Dimmi: lo spirito e forse appiccato al corpo
con qualche nervo, o con qualche muscolo o membrana, che di necessità si
abbia a rompere quando lo spirito si parte? o
forse è un membro del corpo, in modo che n'abbia a essere schiantato o
reciso violentemente? Non vedi che l'anima in
tanto esce di esso corpo, in quanto solo è impedita di rimanervi, e non v'ha
più luogo; non già per nessuna forza che ne la strappi e sradichi?
Dimmi ancora: forse nell'entrarvi, ella vi si sente conficcare o allacciare
gagliardamente, o come tu dici, conglutinare?
Perché dunque sentirà spiccarsi all'uscirne, o vogliamo dire proverà una
sensazione veementissima? Abbi per fermo, che
l'entrata e l'uscita dell'anima sono parimente
quiete, facili e molli.
Ruysch.
Dunque che cosa è la morte, se non è dolore?
Morto.
Piuttosto piacere che altro.
Sappi che il morire, come l'addormentarsi, non
si fa in un solo istante, ma per gradi. Vero è
che questi gradi sono più o meno, e maggiori o minori, secondo la varietà
delle cause e dei generi della morte.
Nell'ultimo di tali istanti la morte non reca né dolore né piacere alcuno,
come né anche il sonno. Negli altri precedenti
non può generare dolore perché il dolore è cosa viva, e i sensi dell'uomo in
quel tempo, cioè cominciata che è la morte, sono moribondi, che è quanto
dire estremamente attenuati di forze. Può bene
esser causa di piacere: perché il piacere non sempre è cosa viva; anzi forse
la maggior parte dei diletti umani consistono in qualche sorta di
languidezza. Di modo che i sensi dell'uomo sono
capaci di piacere anche presso all'estinguersi; atteso che
spessissime volte la stessa languidezza è piacere;
massime quando vi libera da patimento;
poiché ben sai che la cessazione di qualunque
dolore o disagio, e piacere per se medesima.

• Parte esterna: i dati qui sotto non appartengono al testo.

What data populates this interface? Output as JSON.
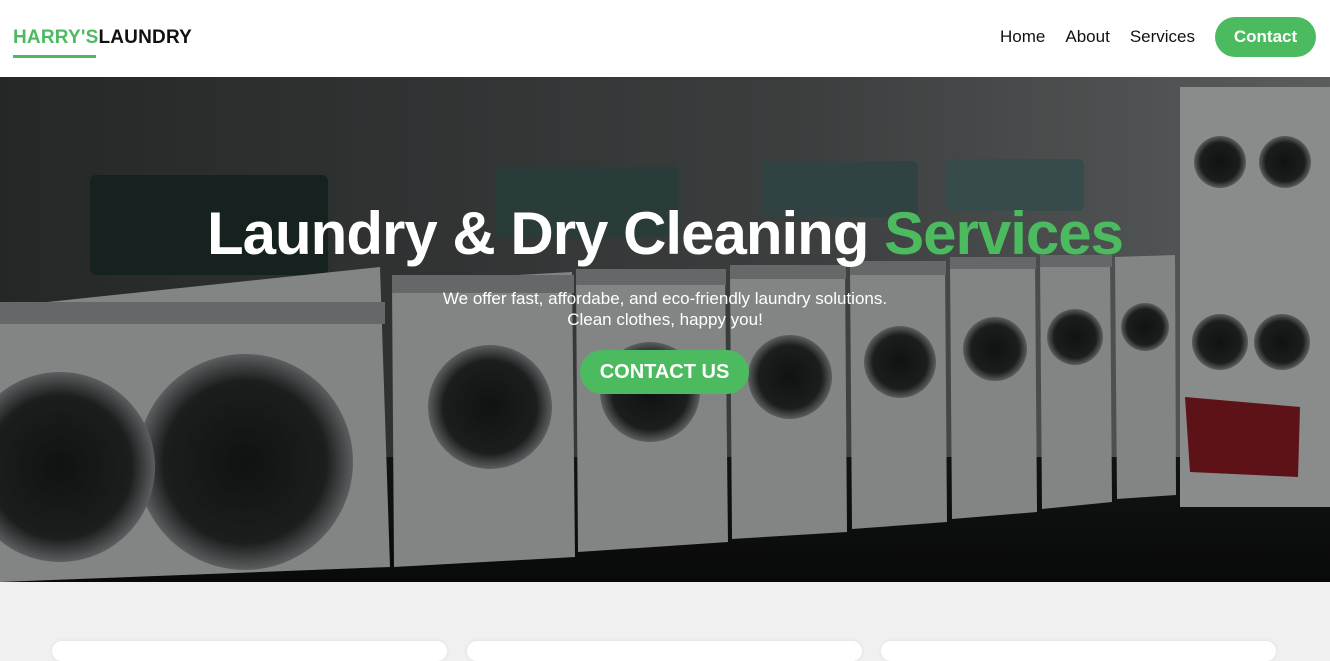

Sicché il languore della morte debbe esser più grato secondo che libera
l'uomo da maggior patimento. Per me, se bene nell'ora della morte non posi
molta attenzione a quel che io sentiva, perché mi era proibito dai medici di
affaticare il cervello; mi ricordo però che il
senso che provai, non fu molto dissimile dal diletto che è cagionato agli
uomini dal languore del sonno, nel tempo che si vengono addormentando.
Gli altri morti.
Anche a noi pare di ricordarci altrettanto.
Ruysch.
Sia come voi dite: benché tutti quelli coi
quali ho avuta occasione di ragionare sopra questa materia, giudicavano
molto diversamente: ma, che io mi ricordi, non allegavano la loro esperienza
propria. Ora ditemi: nel tempo della morte,
mentre sentivate quella dolcezza, vi credeste di morire, e che quel diletto
fosse una cortesia della morte; o pure immaginaste qualche altra cosa?
Morto.
Finché non fui morto, non mi persuasi mai di
non avere a scampare di quel pericolo; e se non
altro, fino all'ultimo punto che ebbi facoltà
di pensare, sperai che mi avanzasse di vita un'ora o due: come stimo che
succeda a molti, quando muoiono.
Gli altri
morti.
A noi successe il medesimo.
Ruysch.
Così Cicerone dice che nessuno è talmente decrepito, che non si
prometta di vivere almanco un anno. Ma come vi
accorgeste in ultimo, che lo spirito era uscito del corpo?
Dite: come conosceste d'essere morti? Non rispondono. Figliuoli, non
m'intendete? Sarà passato il quarto d'ora. Tastiamogli un poco.
Sono rimorti ben bene: non è pericolo che mi abbiano
da far paura un'altra volta: torniamocene a letto.